The research of "crawler" and the implementation of Sina Micro-BO search crawler

Last Update:2016-05-03 Source: Internet

Author: User

Tags xpath

Developer on Alibaba Coud: Build your first app with APIs, SDKs, and tutorials on the Alibaba Cloud. Read more ＞

Full Text Overview

features : Crawl search results on Sina Weibo, support search time limits in advanced search
website : http://s.weibo.com/
implementation : Take selenium test tool, simulate micro-blog login, combine Phantomjs/firefox, analyze the DOM node, use XPath to obtain the information of the node, realize the important information crawl, and store in Excel.
Access to Weibo information includes: Blogger nickname, blogger home page, Weibo certification, micro-Boda, Weibo content, release time, Weibo address, Weibo source, forwarding, comments, likes

Please see the code for Github:weibo_search_spider

Implement

First, micro-blog Landing
General microblogging simulation login to the server to transmit cookies, but selenium can be achieved through the simulation click Login, login need to enter a verification code. By landing the Sina Pass (http://login.sina.com.cn/), you can open the Weibo as a login.
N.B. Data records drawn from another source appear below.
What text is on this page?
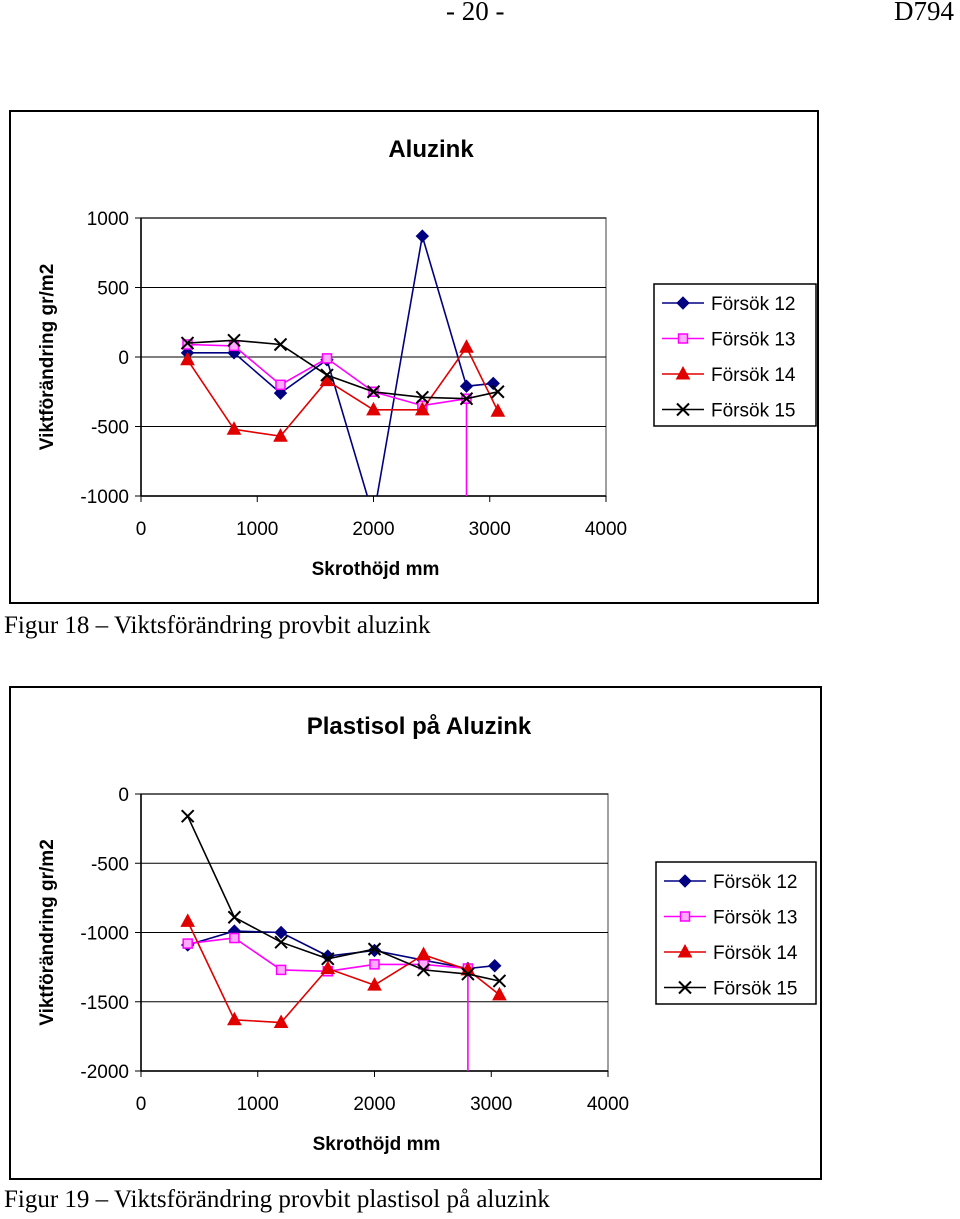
- 20 -	D794
Aluzink
1000
500
0
-500
-1000
0	1000	2000	3000	4000
Skrothöjd mm
Viktförändring gr/m2	Försök 12
Försök 13
Försök 14
Försök 15
Figur 18 – Viktsförändring provbit aluzink
Plastisol på Aluzink
0
-500
-1000
-1500
-2000
0	1000	2000	3000	4000
Skrothöjd mm
Viktförändring gr/m2	Försök 12
Försök 13
Försök 14
Försök 15
Figur 19 – Viktsförändring provbit plastisol på aluzink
Driver = Webdriver. Firefox () def Loginweibo(username, password):    Try:#输入用户名/Password login        Print u ' ready to login weibo.cn website ... 'Driver.get ("http://login.sina.com.cn/") Elem_user = Driver.find_element_by_name ("username") Elem_user.send_keys (username)#用户名Elem_pwd = Driver.find_element_by_name ("Password") Elem_pwd.send_keys (password)#密码Elem_sub = Driver.find_element_by_xpath ("//input[@class = ' smb_btn ']") Elem_sub.click ()#点击登陆 because there is no Name property        Try:#输入验证码Time.sleep (Ten) Elem_sub.click ()except:#不用输入验证码            Pass        Print ' Crawl in ', Driver.current_urlPrint u ' output cookie key value pair information: '         forCookiesinchDriver.get_cookies ():PrintCookies forKeyinchCookies:PrintKey, Cookie[key]Print u ' landed successfully ... '    exceptException,e:Print "Error:"Efinally:Print u ' End loginweibo!\n '

Note: If you need to enter a verification code on a different machine when you log in, for example, you can login on my computer without entering a verification code and you need to enter a verification code on another server. So if you need to enter a verification code, it can only be implemented via Firefox, because Phantomjs as a headless browser, can not implement the function of the input verification code.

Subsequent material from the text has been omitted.